Себастьян улыбнулся в ответ и прикоснулся к одной клавише, оставив на ней палец, пока не закончилась нота. Затем Генри наблюдал, как он провел пальцем по клавишам, вперед-назад, все быстрее и быстрее.
— Ура! — закричал Генри, когда он закончил, и захлопал в ладоши.
— Ура! — эхом повторил Себастьян, глядя в полуоткрытую дверь музыкальной гостиной.
Он боялся, что это было все, что он мог сыграть, он никогда не брал музыкальные уроки и никогда не испытывал интереса к музыке, а именно игре на фортепьяно.
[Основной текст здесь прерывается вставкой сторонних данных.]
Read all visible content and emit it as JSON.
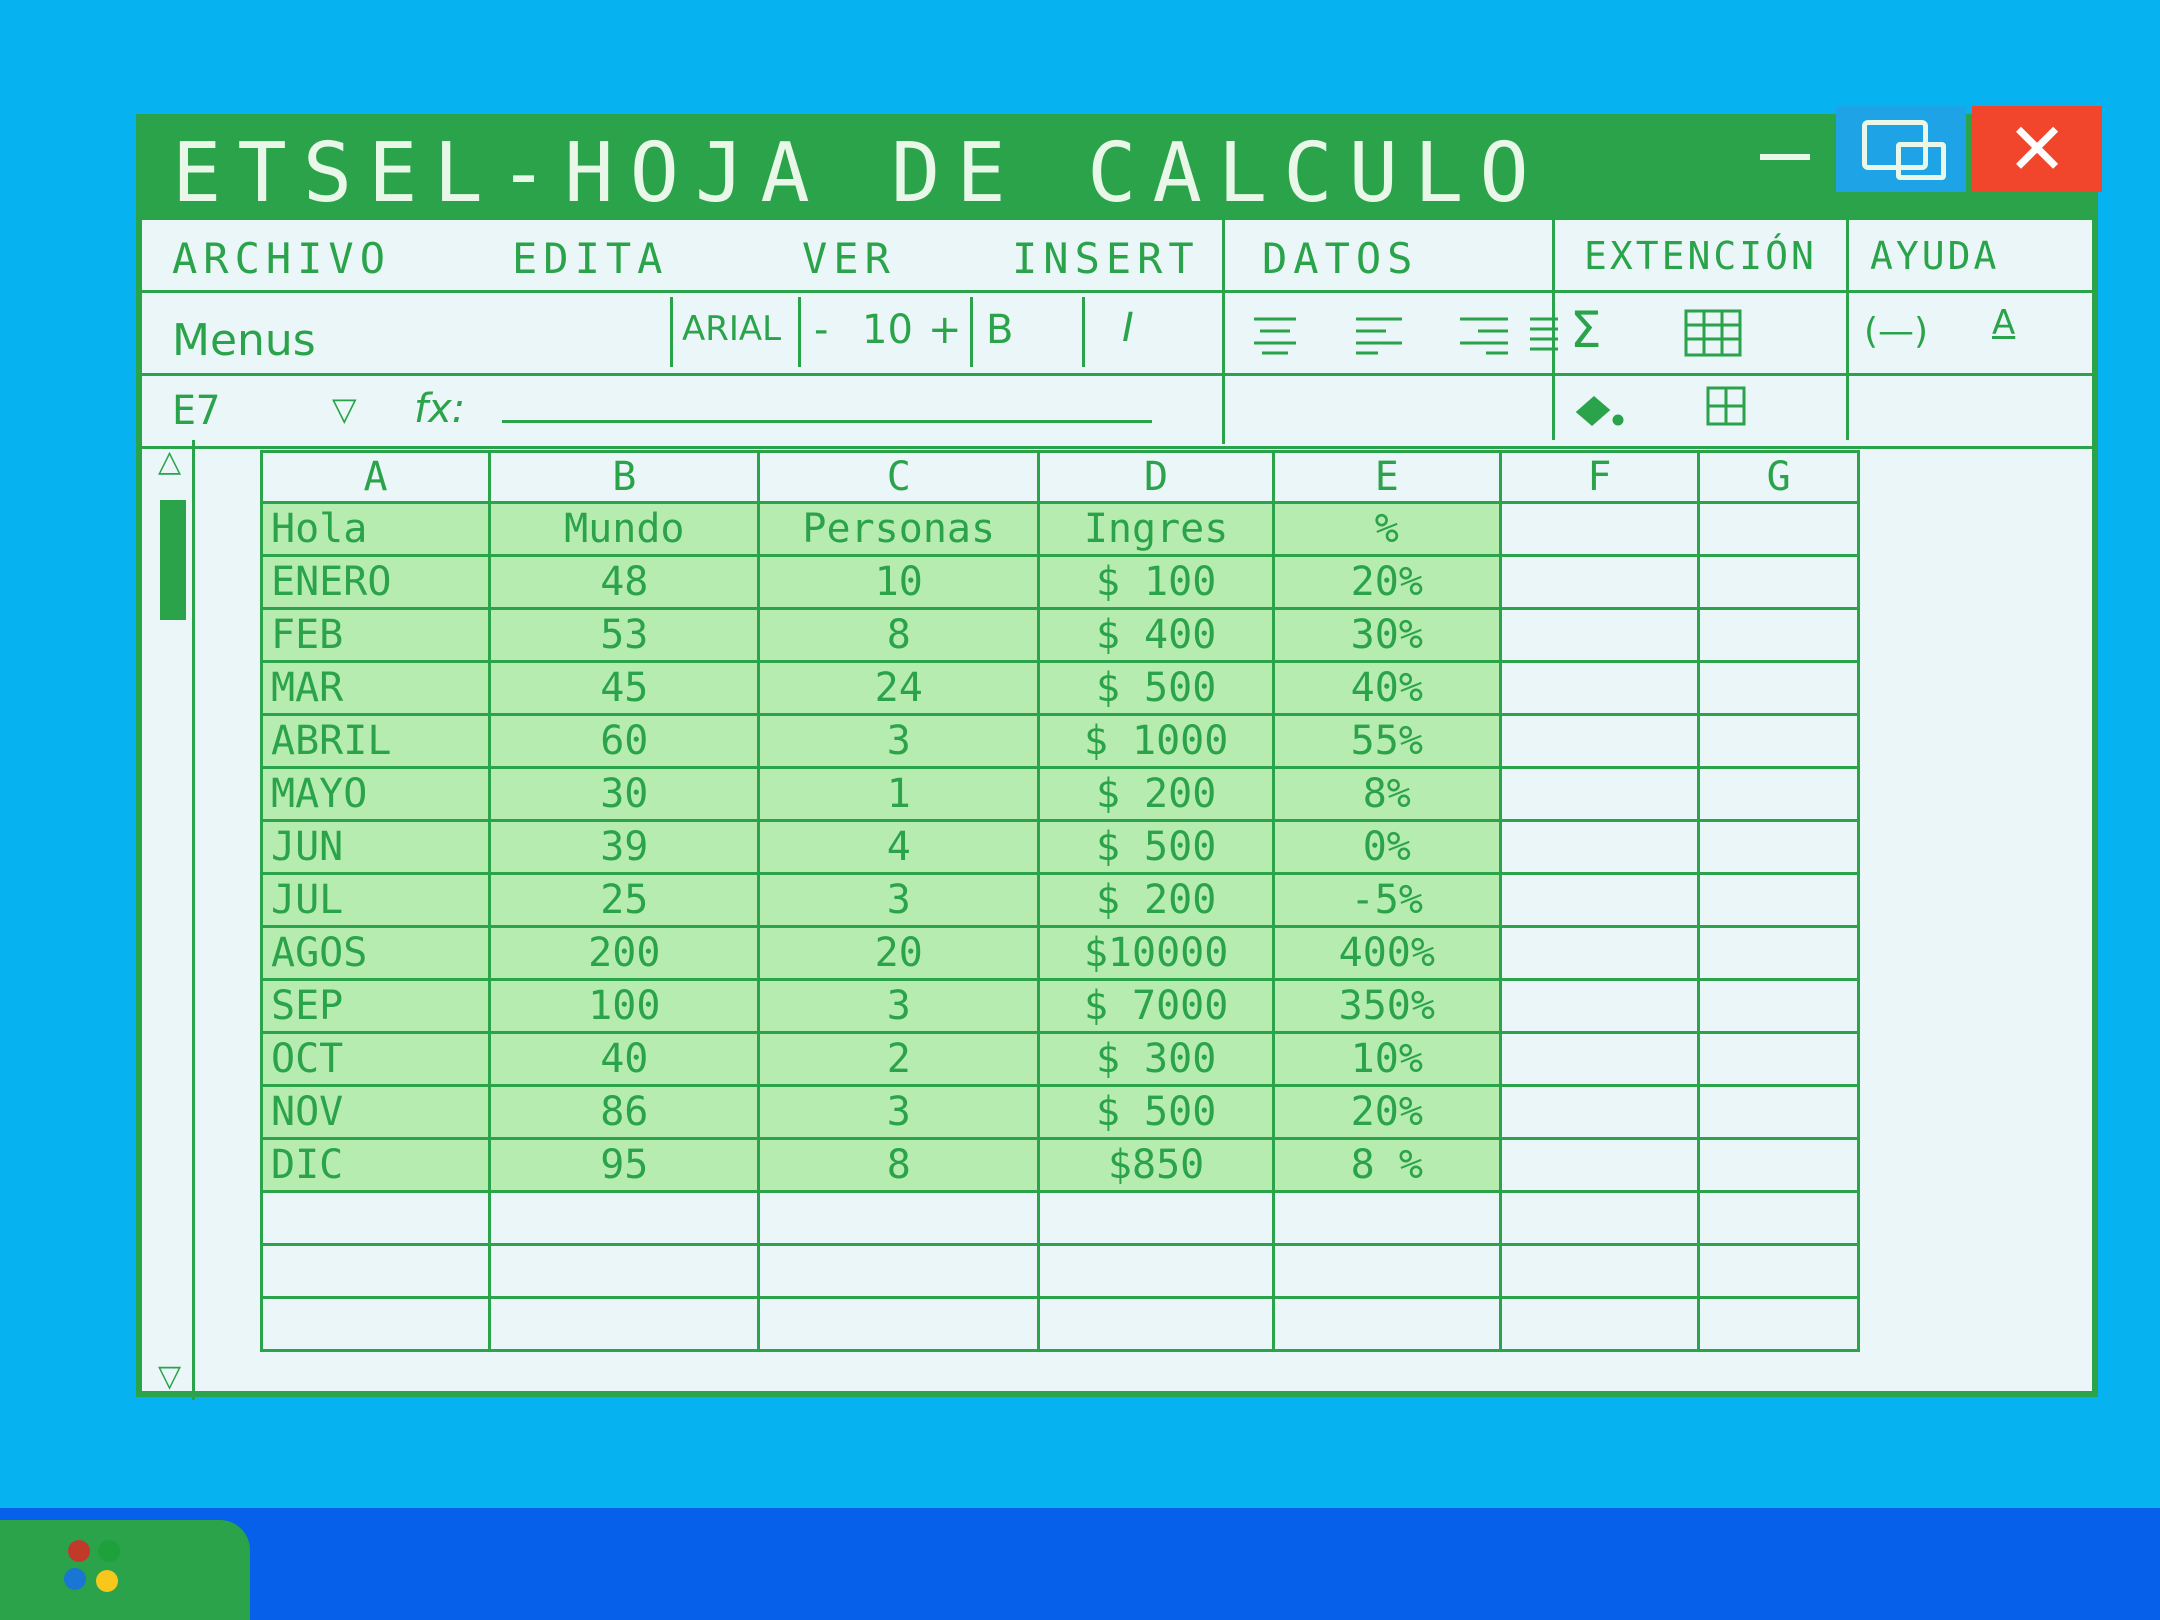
{
  "window": {
    "title": "ETSEL-HOJA DE CALCULO",
    "minimize_label": "—",
    "close_label": "✕"
  },
  "menu": [
    "ARCHIVO",
    "EDITA",
    "VER",
    "INSERT",
    "DATOS",
    "EXTENCIÓN",
    "AYUDA"
  ],
  "toolbar": {
    "menus_label": "Menus",
    "font": "ARIAL",
    "font_size_decrease": "-",
    "font_size": "10",
    "font_size_increase": "+",
    "bold": "B",
    "italic": "I",
    "sum": "Σ",
    "undo_redo": "(—)",
    "text_color": "A"
  },
  "formula_bar": {
    "cell_ref": "E7",
    "dropdown": "▽",
    "fx": "fx:",
    "value": ""
  },
  "sheet": {
    "columns": [
      "A",
      "B",
      "C",
      "D",
      "E",
      "F",
      "G"
    ],
    "rows": [
      [
        "Hola",
        "Mundo",
        "Personas",
        "Ingres",
        "%"
      ],
      [
        "ENERO",
        "48",
        "10",
        "$ 100",
        "20%"
      ],
      [
        "FEB",
        "53",
        "8",
        "$ 400",
        "30%"
      ],
      [
        "MAR",
        "45",
        "24",
        "$ 500",
        "40%"
      ],
      [
        "ABRIL",
        "60",
        "3",
        "$ 1000",
        "55%"
      ],
      [
        "MAYO",
        "30",
        "1",
        "$ 200",
        "8%"
      ],
      [
        "JUN",
        "39",
        "4",
        "$ 500",
        "0%"
      ],
      [
        "JUL",
        "25",
        "3",
        "$ 200",
        "-5%"
      ],
      [
        "AGOS",
        "200",
        "20",
        "$10000",
        "400%"
      ],
      [
        "SEP",
        "100",
        "3",
        "$ 7000",
        "350%"
      ],
      [
        "OCT",
        "40",
        "2",
        "$ 300",
        "10%"
      ],
      [
        "NOV",
        "86",
        "3",
        "$ 500",
        "20%"
      ],
      [
        "DIC",
        "95",
        "8",
        "$850",
        "8 %"
      ]
    ]
  },
  "colors": {
    "desktop": "#06b3f0",
    "accent": "#2aa34a",
    "cell_fill": "#b6ecb0",
    "close": "#f1462b",
    "taskbar": "#0760ea"
  }
}
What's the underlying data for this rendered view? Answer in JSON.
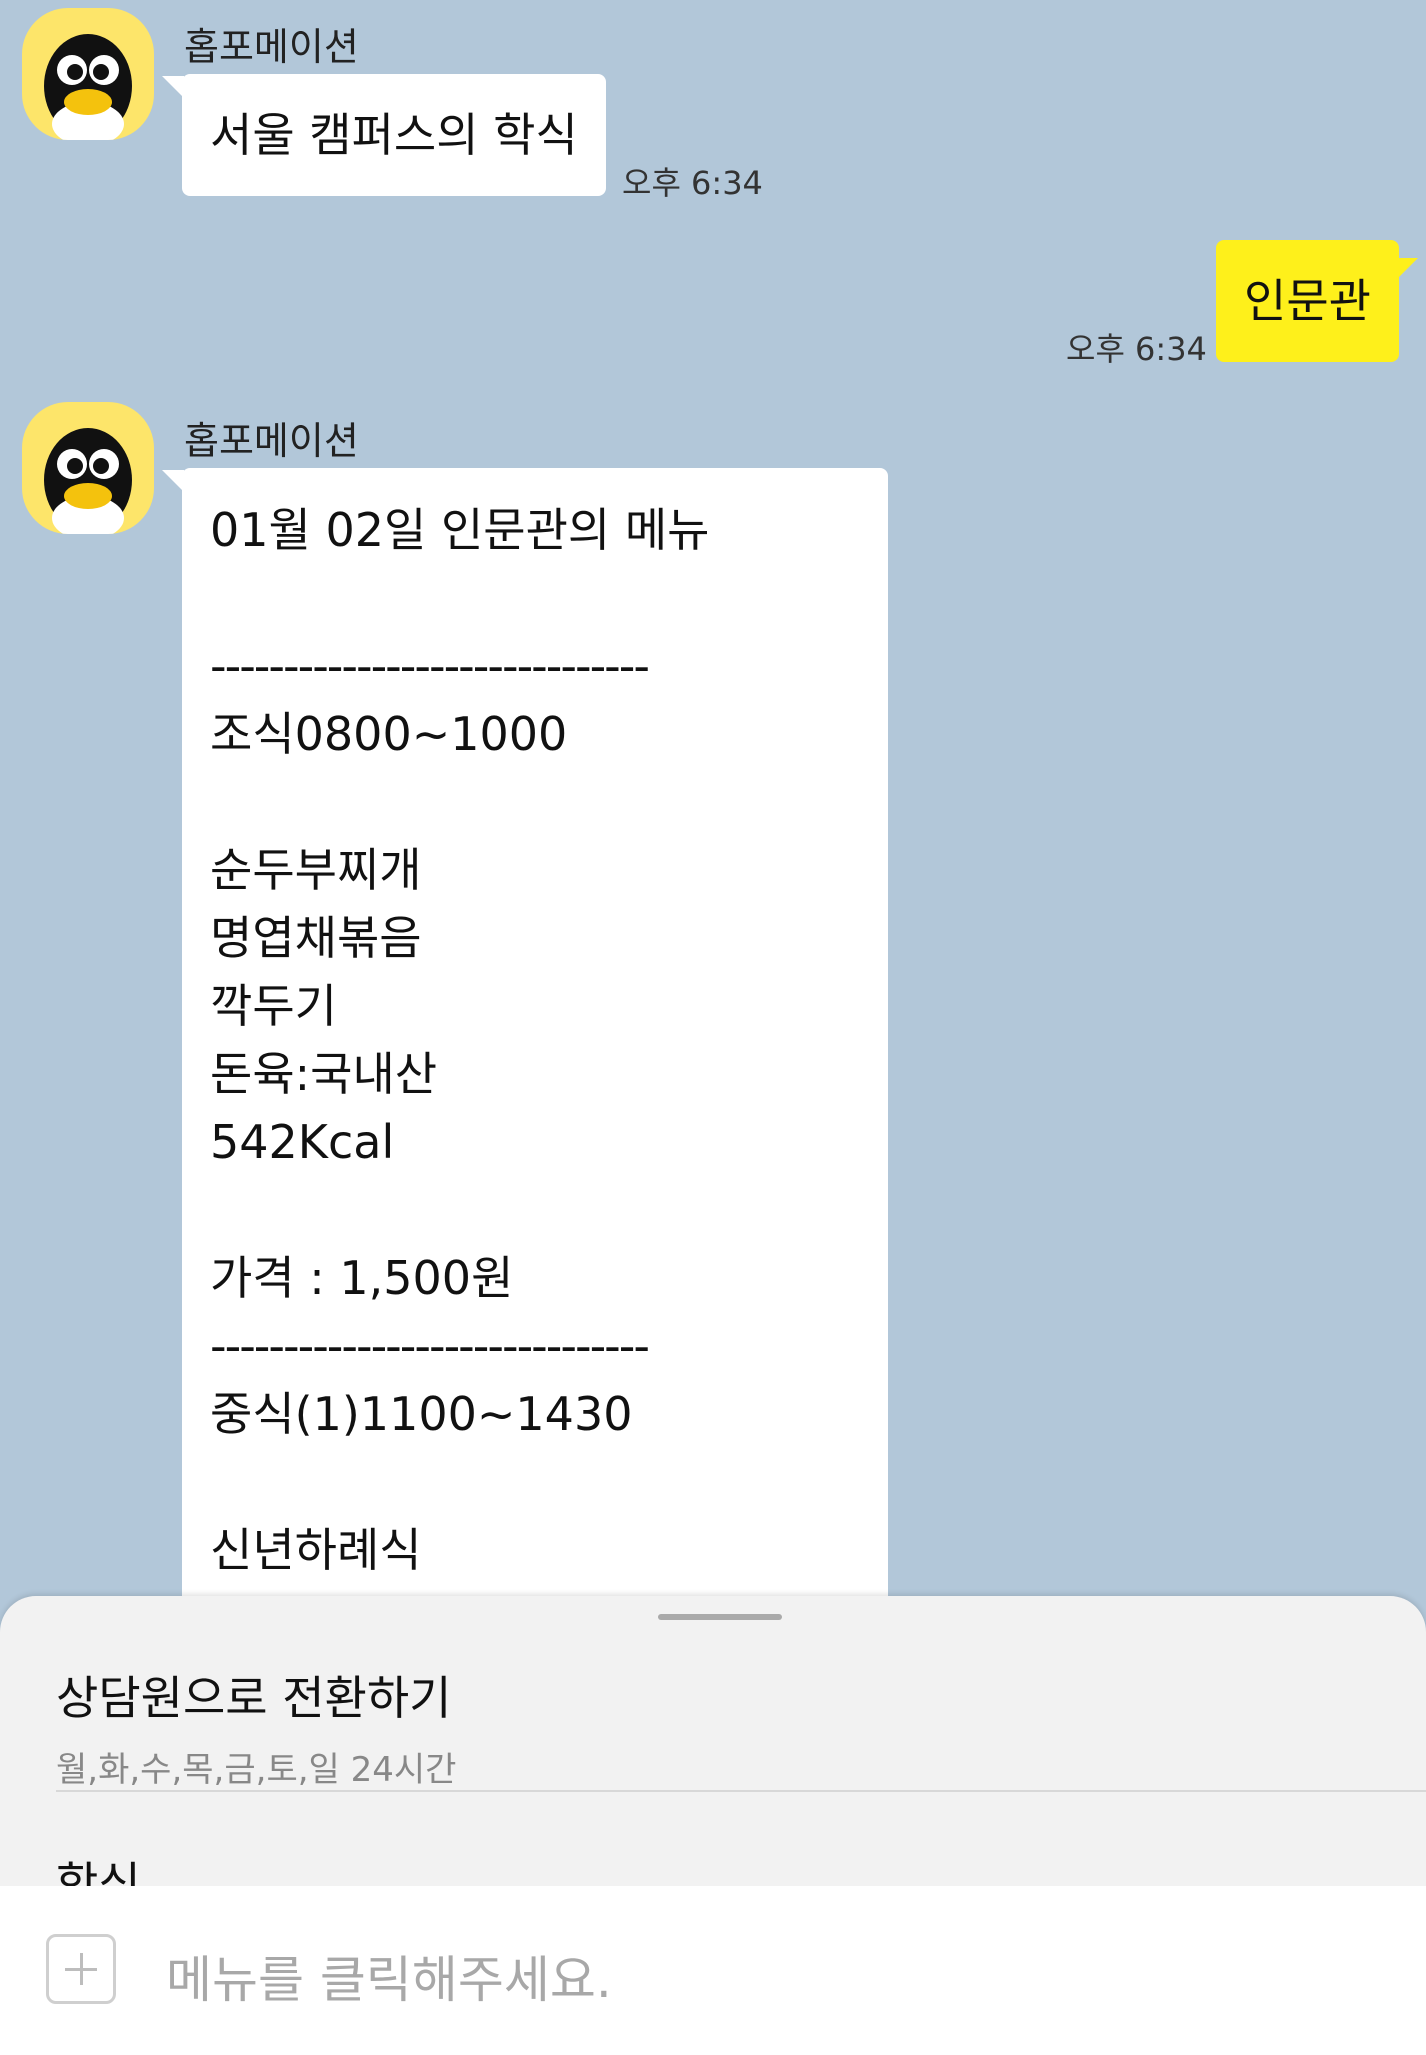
{
  "messages": [
    {
      "sender": "홉포메이션",
      "text": "서울 캠퍼스의 학식",
      "time": "오후 6:34"
    },
    {
      "sender": "me",
      "text": "인문관",
      "time": "오후 6:34"
    },
    {
      "sender": "홉포메이션",
      "time": "",
      "lines": [
        "01월 02일 인문관의 메뉴",
        "",
        "------------------------------",
        "조식0800~1000",
        "",
        "순두부찌개",
        "명엽채볶음",
        "깍두기",
        "돈육:국내산",
        "542Kcal",
        "",
        "가격 : 1,500원",
        "------------------------------",
        "중식(1)1100~1430",
        "",
        "신년하례식"
      ]
    }
  ],
  "sheet": {
    "title": "상담원으로 전환하기",
    "subtitle": "월,화,수,목,금,토,일 24시간",
    "next_item": "학식"
  },
  "input": {
    "placeholder": "메뉴를 클릭해주세요."
  },
  "colors": {
    "background": "#b2c7d9",
    "my_bubble": "#fef01b",
    "bot_bubble": "#ffffff",
    "avatar_bg": "#fde56a"
  },
  "icons": [
    "penguin-avatar-icon",
    "plus-icon"
  ]
}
Почему-то он был убежден, что Лия умеет играть не только на фортепьяно, но и на других инструментах. Она способная, умная, воспитанная, как примерная викторианская леди, и казалось таким естественным, что она могла выделиться почти во всем.
Прошла неделя, и хотя последние остававшиеся в Лондоне представители элиты, наконец, покинули город, чтобы переехать в свои загородные поместья, Себастьян не спешил последовать их примеру.
Почему?
Этот вопрос он задавал себе по крайней мере десять раз на дню.
Потому что надеялся, что Лия вернется в Лондон после окончания своей злосчастной вечеринки. Потому что новые слухи появлялись каждый день, и он понимал, что это только вопрос времени, когда начнут говорить о Йене и Анджеле, и он не мог не думать о Лие.